Mali : hrw epingle armee jihadistes et rebelles pour des exactions graves contre les civils

Mali : hrw epingle armee jihadistes et rebelles pour des exactions graves contre les civils

Dans un rapport publié le 29 juin, l’organisation Human Rights Watch (HRW) accuse plusieurs acteurs armés d’exactions graves contre les populations civiles au Mali. Selon l’ONG, les jihadistes du Groupe de soutien à l’islam et aux musulmans (JNIM), le Front de libération de l’Azawad (FLA), l’armée malienne et les supplétifs russes d’Africa Corps sont responsables de violences illégales depuis l’escalade des combats survenue après les attaques coordonnées des 25 et 26 avril.

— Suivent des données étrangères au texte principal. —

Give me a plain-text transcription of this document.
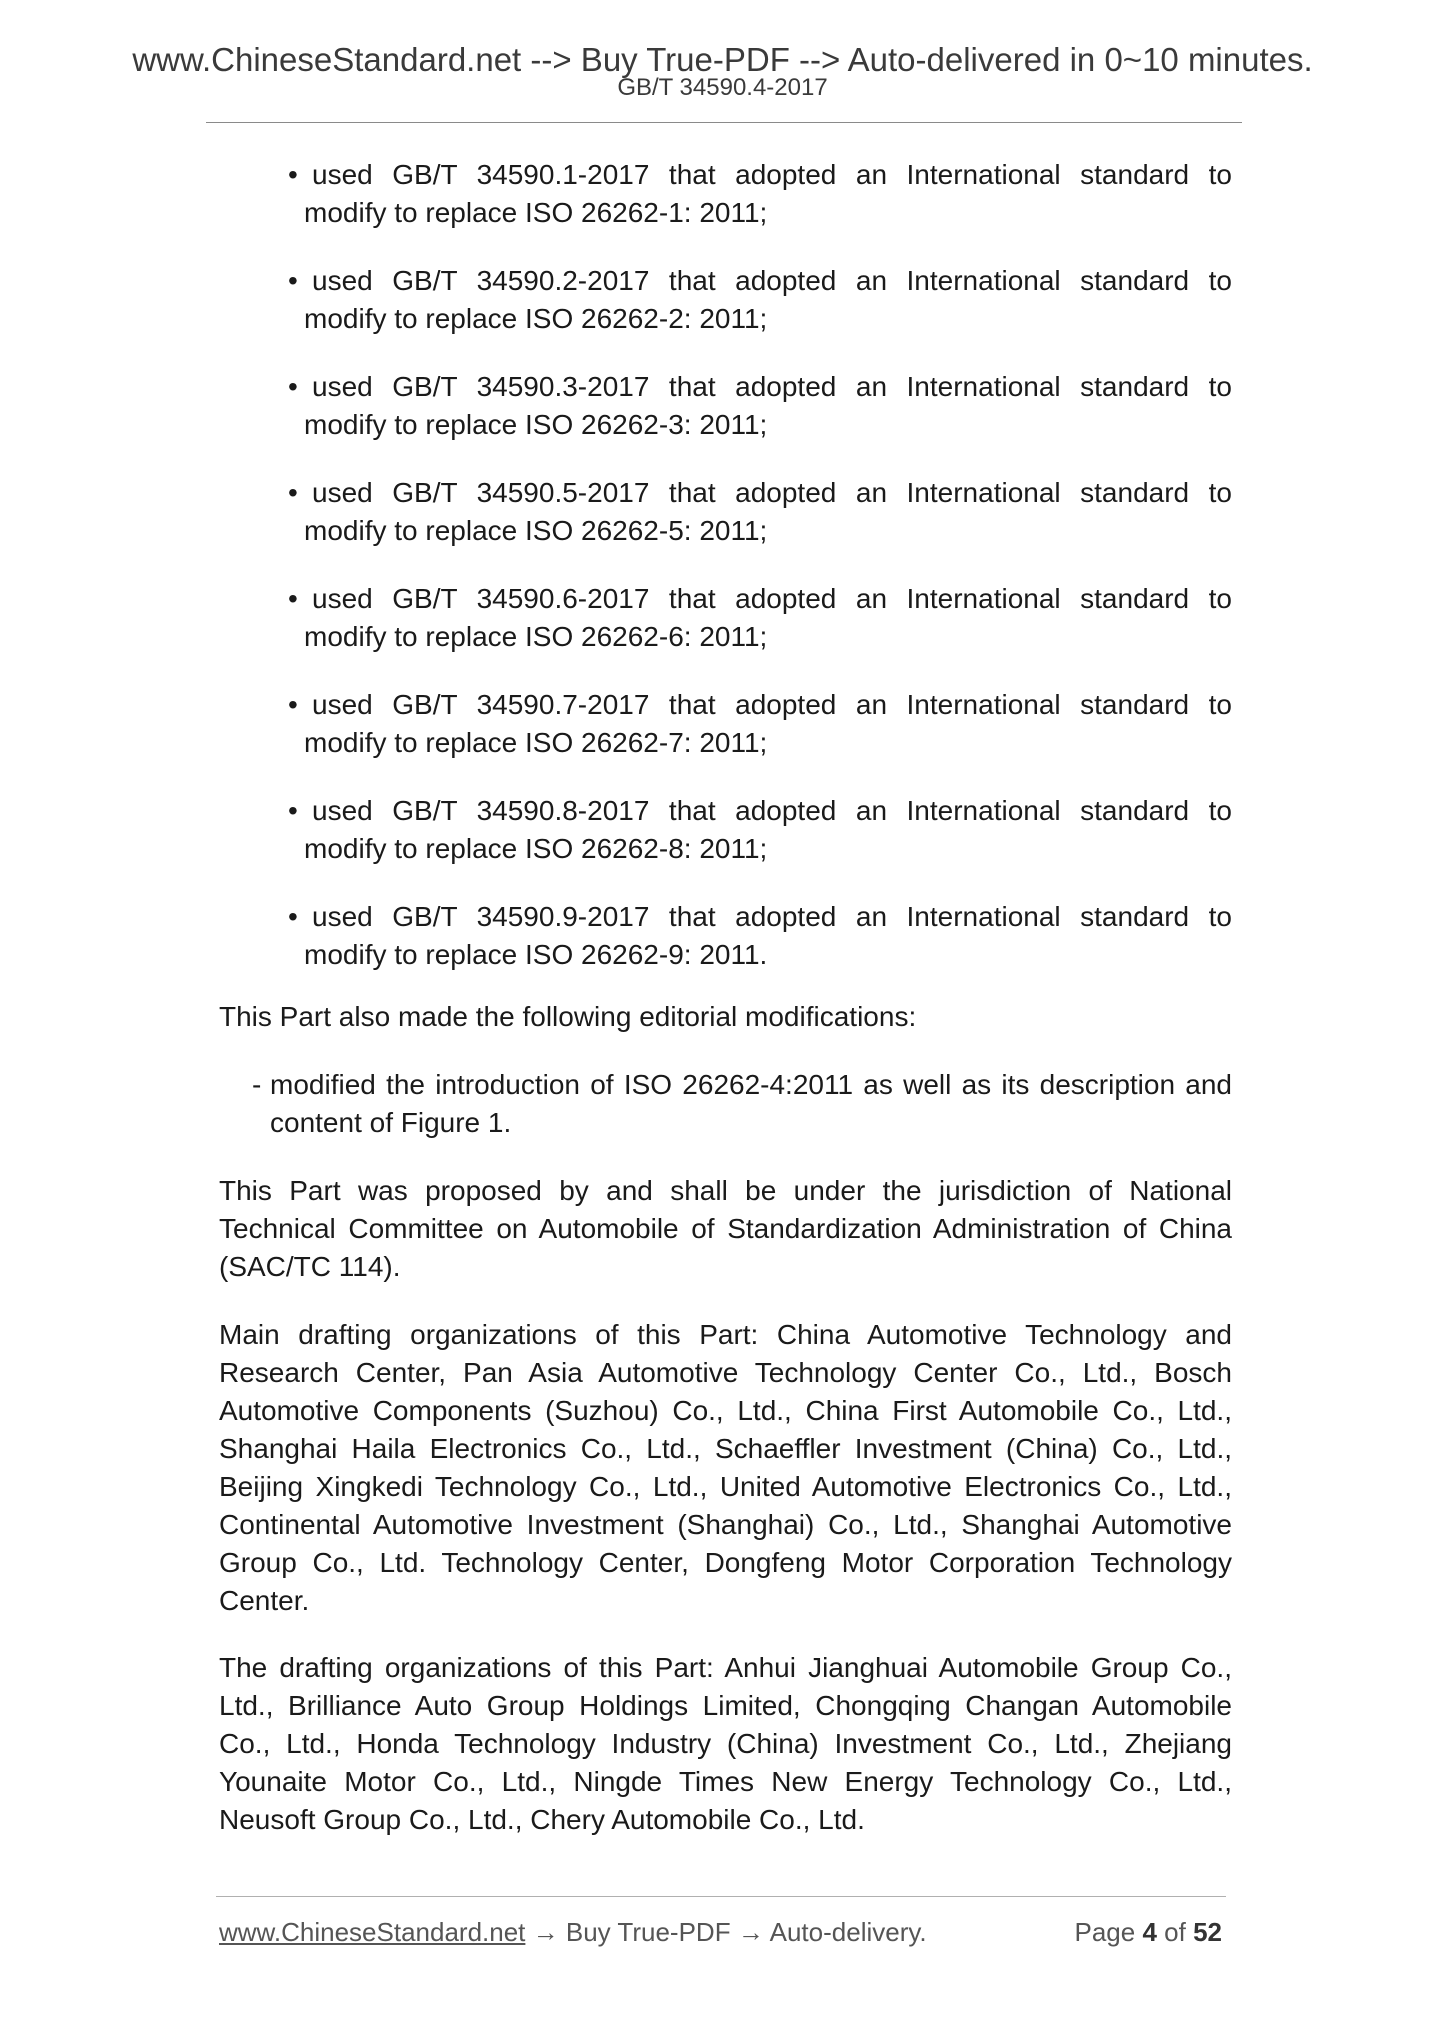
www.ChineseStandard.net --> Buy True-PDF --> Auto-delivered in 0~10 minutes.
GB/T 34590.4-2017
• used GB/T 34590.1-2017 that adopted an International standard to
modify to replace ISO 26262-1: 2011;
• used GB/T 34590.2-2017 that adopted an International standard to
modify to replace ISO 26262-2: 2011;
• used GB/T 34590.3-2017 that adopted an International standard to
modify to replace ISO 26262-3: 2011;
• used GB/T 34590.5-2017 that adopted an International standard to
modify to replace ISO 26262-5: 2011;
• used GB/T 34590.6-2017 that adopted an International standard to
modify to replace ISO 26262-6: 2011;
• used GB/T 34590.7-2017 that adopted an International standard to
modify to replace ISO 26262-7: 2011;
• used GB/T 34590.8-2017 that adopted an International standard to
modify to replace ISO 26262-8: 2011;
• used GB/T 34590.9-2017 that adopted an International standard to
modify to replace ISO 26262-9: 2011.
This Part also made the following editorial modifications:
- modified the introduction of ISO 26262-4:2011 as well as its description and
content of Figure 1.
This Part was proposed by and shall be under the jurisdiction of National Technical Committee on Automobile of Standardization Administration of China (SAC/TC 114).
Main drafting organizations of this Part: China Automotive Technology and Research Center, Pan Asia Automotive Technology Center Co., Ltd., Bosch Automotive Components (Suzhou) Co., Ltd., China First Automobile Co., Ltd., Shanghai Haila Electronics Co., Ltd., Schaeffler Investment (China) Co., Ltd., Beijing Xingkedi Technology Co., Ltd., United Automotive Electronics Co., Ltd., Continental Automotive Investment (Shanghai) Co., Ltd., Shanghai Automotive Group Co., Ltd. Technology Center, Dongfeng Motor Corporation Technology Center.
The drafting organizations of this Part: Anhui Jianghuai Automobile Group Co., Ltd., Brilliance Auto Group Holdings Limited, Chongqing Changan Automobile Co., Ltd., Honda Technology Industry (China) Investment Co., Ltd., Zhejiang Younaite Motor Co., Ltd., Ningde Times New Energy Technology Co., Ltd., Neusoft Group Co., Ltd., Chery Automobile Co., Ltd.
www.ChineseStandard.net → Buy True-PDF → Auto-delivery.	Page 4 of 52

Le rapport indique que « toutes les parties ont attaqué illégalement des civils », et que certaines ont également procédé à la destruction et au pillage de maisons et de commerces. Les affrontements déclenchés par l’offensive conjointe du JNIM et du FLA contre des positions de la junte auraient fait au moins 13 morts et 25 blessés parmi les civils à Gao et Kidal.

Un habitant de Kidal, âgé de 38 ans, témoigne avoir été blessé : « J’ai été touché par des balles à l’épaule droite et à la cuisse gauche. Les coups de feu venaient de toutes les directions », raconte-t-il, incapable d’identifier l’origine des tirs.

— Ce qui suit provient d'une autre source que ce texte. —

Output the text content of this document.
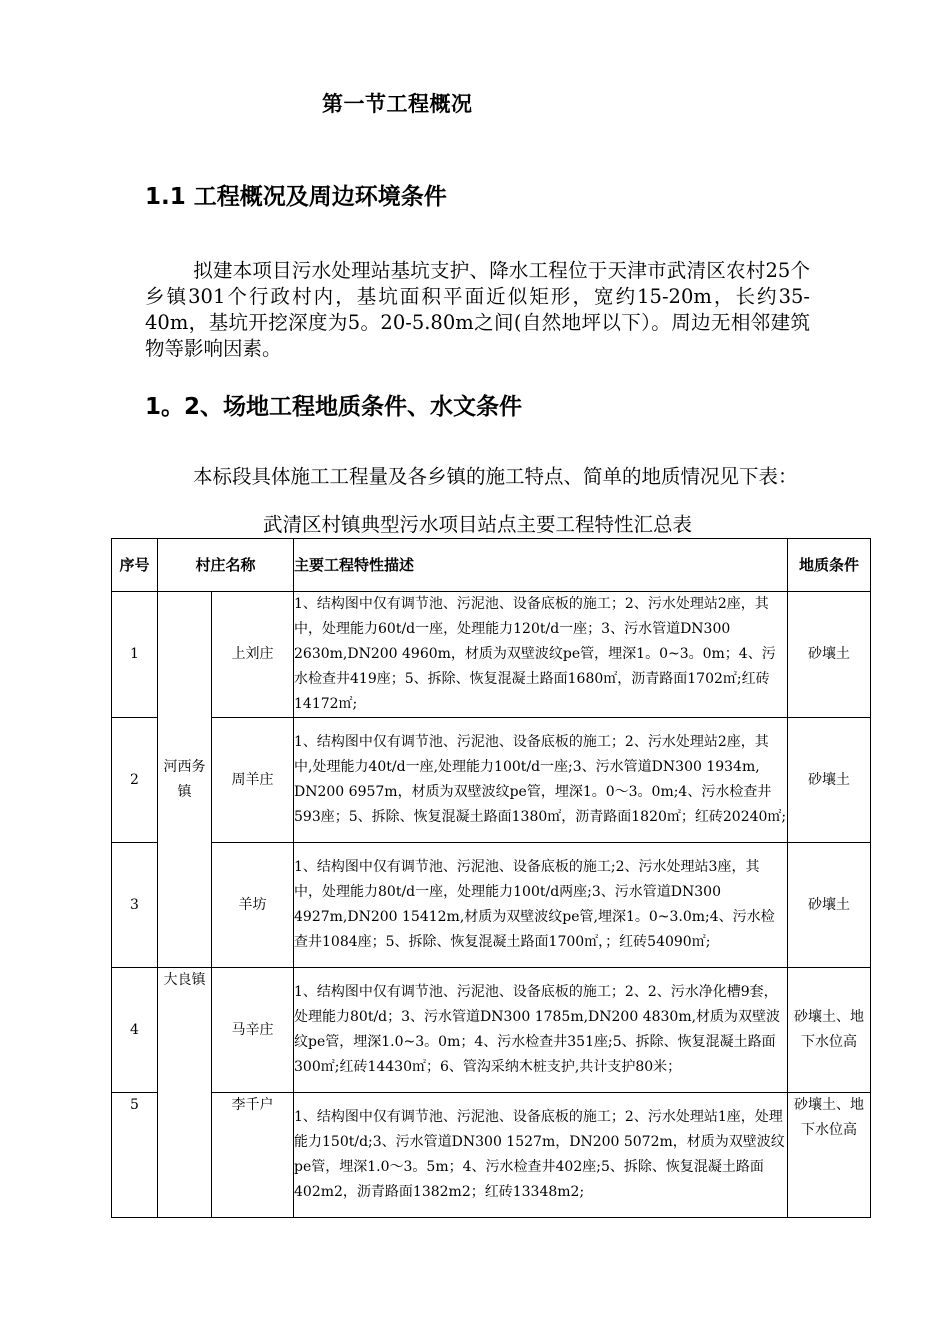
第一节工程概况
1.1 工程概况及周边环境条件
拟建本项目污水处理站基坑支护、降水工程位于天津市武清区农村25个乡镇301个行政村内，基坑面积平面近似矩形，宽约15-20m，长约35-40m，基坑开挖深度为5。20-5.80m之间(自然地坪以下）。周边无相邻建筑物等影响因素。
1。2、场地工程地质条件、水文条件
本标段具体施工工程量及各乡镇的施工特点、简单的地质情况见下表：
武清区村镇典型污水项目站点主要工程特性汇总表
序号	村庄名称		主要工程特性描述	地质条件
1	河西务镇	上刘庄	1、结构图中仅有调节池、污泥池、设备底板的施工；2、污水处理站2座，其中，处理能力60t/d一座，处理能力120t/d一座；3、污水管道DN300 2630m,DN200 4960m，材质为双壁波纹pe管，埋深1。0~3。0m；4、污水检查井419座；5、拆除、恢复混凝土路面1680㎡，沥青路面1702㎡;红砖14172㎡;	砂壤土
2		周羊庄	1、结构图中仅有调节池、污泥池、设备底板的施工；2、污水处理站2座，其中,处理能力40t/d一座,处理能力100t/d一座;3、污水管道DN300 1934m, DN200 6957m，材质为双壁波纹pe管，埋深1。0～3。0m;4、污水检查井593座；5、拆除、恢复混凝土路面1380㎡，沥青路面1820㎡；红砖20240㎡;	砂壤土
3		羊坊	1、结构图中仅有调节池、污泥池、设备底板的施工;2、污水处理站3座，其中，处理能力80t/d一座，处理能力100t/d两座;3、污水管道DN300 4927m,DN200 15412m,材质为双壁波纹pe管,埋深1。0~3.0m;4、污水检查井1084座；5、拆除、恢复混凝土路面1700㎡，；红砖54090㎡;	砂壤土
4	大良镇	马辛庄	1、结构图中仅有调节池、污泥池、设备底板的施工；2、2、污水净化槽9套，处理能力80t/d；3、污水管道DN300 1785m,DN200 4830m,材质为双壁波纹pe管，埋深1.0~3。0m；4、污水检查井351座;5、拆除、恢复混凝土路面300㎡;红砖14430㎡；6、管沟采纳木桩支护,共计支护80米；	砂壤土、地下水位高
5		李千户	1、结构图中仅有调节池、污泥池、设备底板的施工；2、污水处理站1座，处理能力150t/d;3、污水管道DN300 1527m，DN200 5072m，材质为双壁波纹pe管，埋深1.0～3。5m；4、污水检查井402座;5、拆除、恢复混凝土路面402m2，沥青路面1382m2；红砖13348m2;	砂壤土、地下水位高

Exécutions, incendies et frappes aériennes

L’ONG accuse plus particulièrement le JNIM d’avoir incendié plus de 40 véhicules civils entre le 6 et le 21 mai sur les routes menant à Bamako, et d’avoir « exécuté publiquement un homme » dans la localité de Tonka. « Nous avons récupéré son corps avec une balle dans la tête », déclare un habitant interrogé par HRW.

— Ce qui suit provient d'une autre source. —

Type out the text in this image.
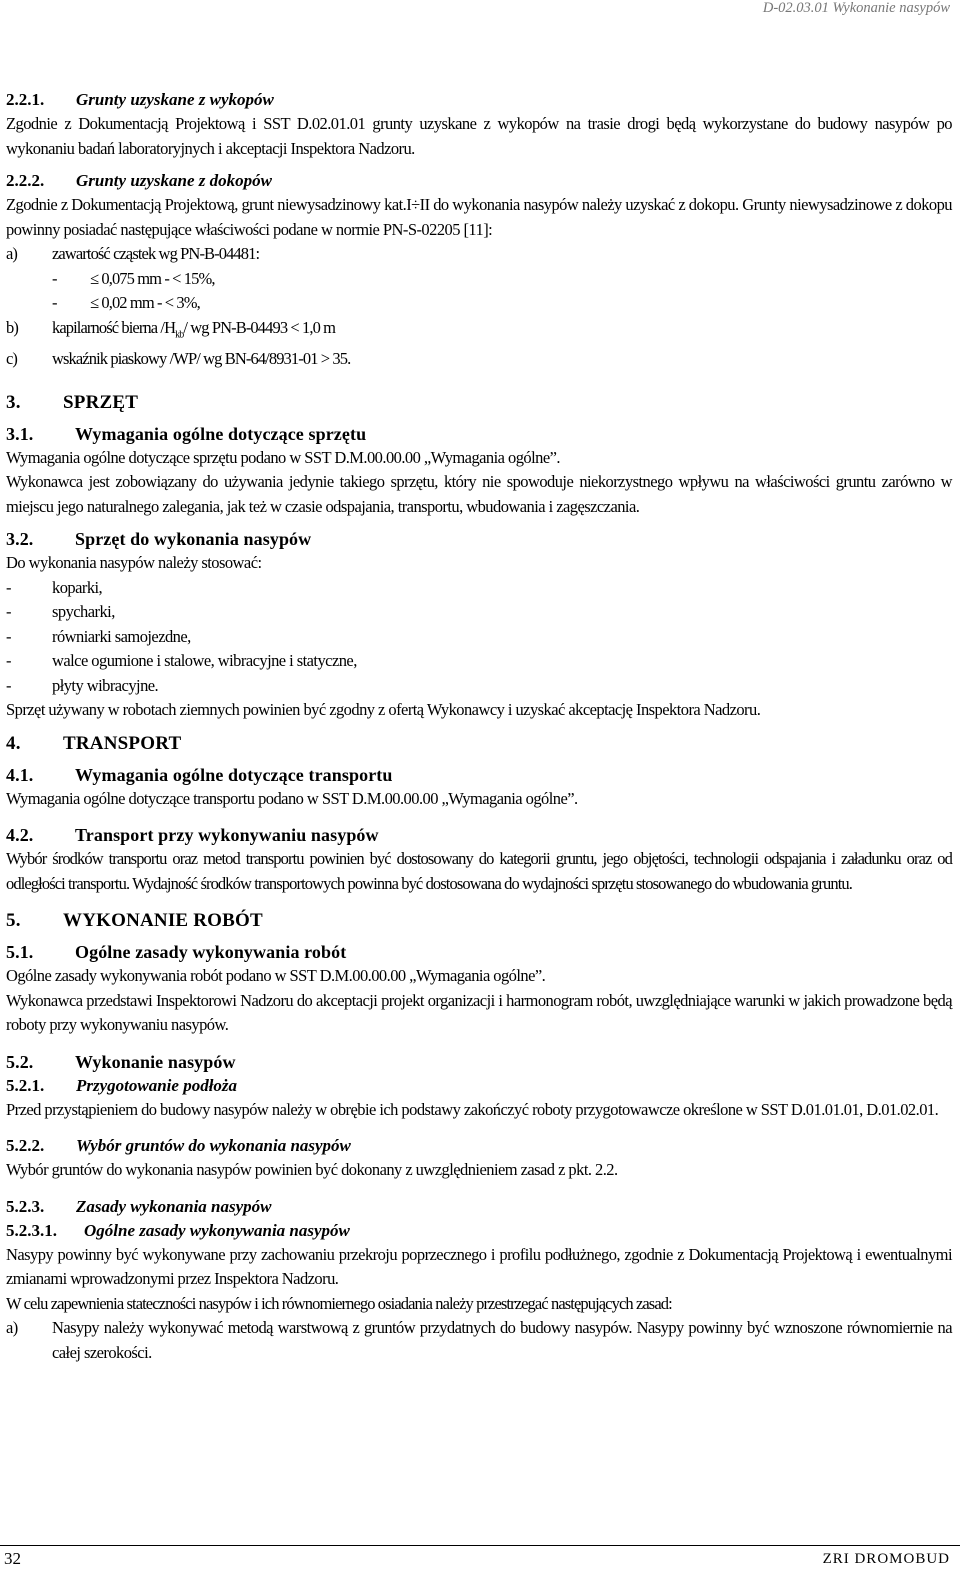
D-02.03.01 Wykonanie nasypów
2.2.1. Grunty uzyskane z wykopów

Zgodnie z Dokumentacją Projektową i SST D.02.01.01 grunty uzyskane z wykopów na trasie drogi będą wykorzystane do budowy nasypów po wykonaniu badań laboratoryjnych i akceptacji Inspektora Nadzoru.

2.2.2. Grunty uzyskane z dokopów

Zgodnie z Dokumentacją Projektową, grunt niewysadzinowy kat.I÷II do wykonania nasypów należy uzyskać z dokopu. Grunty niewysadzinowe z dokopu powinny posiadać następujące właściwości podane w normie PN-S-02205 [11]:

a)	zawartość cząstek wg PN-B-04481:
-	≤ 0,075 mm - < 15%,
-	≤ 0,02 mm - < 3%,
b)	kapilarność bierna $/H_{kb}/$ wg PN-B-04493 < 1,0 m
c)	wskaźnik piaskowy /WP/ wg BN-64/8931-01 > 35.
3. SPRZĘT
3.1. Wymagania ogólne dotyczące sprzętu

Wymagania ogólne dotyczące sprzętu podano w SST D.M.00.00.00 „Wymagania ogólne”.

Wykonawca jest zobowiązany do używania jedynie takiego sprzętu, który nie spowoduje niekorzystnego wpływu na właściwości gruntu zarówno w miejscu jego naturalnego zalegania, jak też w czasie odspajania, transportu, wbudowania i zagęszczania.

3.2. Sprzęt do wykonania nasypów

Do wykonania nasypów należy stosować:

-	koparki,
-	spycharki,
-	równiarki samojezdne,
-	walce ogumione i stalowe, wibracyjne i statyczne,
-	płyty wibracyjne.

Sprzęt używany w robotach ziemnych powinien być zgodny z ofertą Wykonawcy i uzyskać akceptację Inspektora Nadzoru.

4. TRANSPORT
4.1. Wymagania ogólne dotyczące transportu

Wymagania ogólne dotyczące transportu podano w SST D.M.00.00.00 „Wymagania ogólne”.

4.2. Transport przy wykonywaniu nasypów

Wybór środków transportu oraz metod transportu powinien być dostosowany do kategorii gruntu, jego objętości, technologii odspajania i załadunku oraz od odległości transportu. Wydajność środków transportowych powinna być dostosowana do wydajności sprzętu stosowanego do wbudowania gruntu.

5. WYKONANIE ROBÓT
5.1. Ogólne zasady wykonywania robót

Ogólne zasady wykonywania robót podano w SST D.M.00.00.00 „Wymagania ogólne”.

Wykonawca przedstawi Inspektorowi Nadzoru do akceptacji projekt organizacji i harmonogram robót, uwzględniające warunki w jakich prowadzone będą roboty przy wykonywaniu nasypów.

5.2. Wykonanie nasypów
5.2.1. Przygotowanie podłoża

Przed przystąpieniem do budowy nasypów należy w obrębie ich podstawy zakończyć roboty przygotowawcze określone w SST D.01.01.01, D.01.02.01.

5.2.2. Wybór gruntów do wykonania nasypów

Wybór gruntów do wykonania nasypów powinien być dokonany z uwzględnieniem zasad z pkt. 2.2.

5.2.3. Zasady wykonania nasypów
5.2.3.1. Ogólne zasady wykonywania nasypów

Nasypy powinny być wykonywane przy zachowaniu przekroju poprzecznego i profilu podłużnego, zgodnie z Dokumentacją Projektową i ewentualnymi zmianami wprowadzonymi przez Inspektora Nadzoru.

W celu zapewnienia stateczności nasypów i ich równomiernego osiadania należy przestrzegać następujących zasad:

a)	Nasypy należy wykonywać metodą warstwową z gruntów przydatnych do budowy nasypów. Nasypy powinny być wznoszone równomiernie na całej szerokości.
32	ZRI DROMOBUD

De son côté, l’armée malienne est mise en cause pour avoir tué 38 civils, dont 23 enfants, lors d’opérations menées contre des communautés peules dans le centre du pays. Deux frappes de drones présumées sont également rapportées à Guimbé et Tené. « J’ai entendu un bruit venant du ciel puis une explosion. Nous avons constaté que les dégâts étaient énormes, avec des morts et des blessés », relate un habitant de Tené.

Pour étayer ces accusations, Human Rights Watch indique avoir réalisé 34 entretiens à distance, analysé des images satellites, des vidéos et des photographies. L’organisation affirme avoir sollicité les autorités maliennes sans obtenir de réponse. Le JNIM a répondu qu’« il ne peut y avoir de guerre sans coûts humains », tandis que le FLA assure avoir « pris suffisamment de mesures pour que les civils ne soient pas des victimes collatérales des combats ».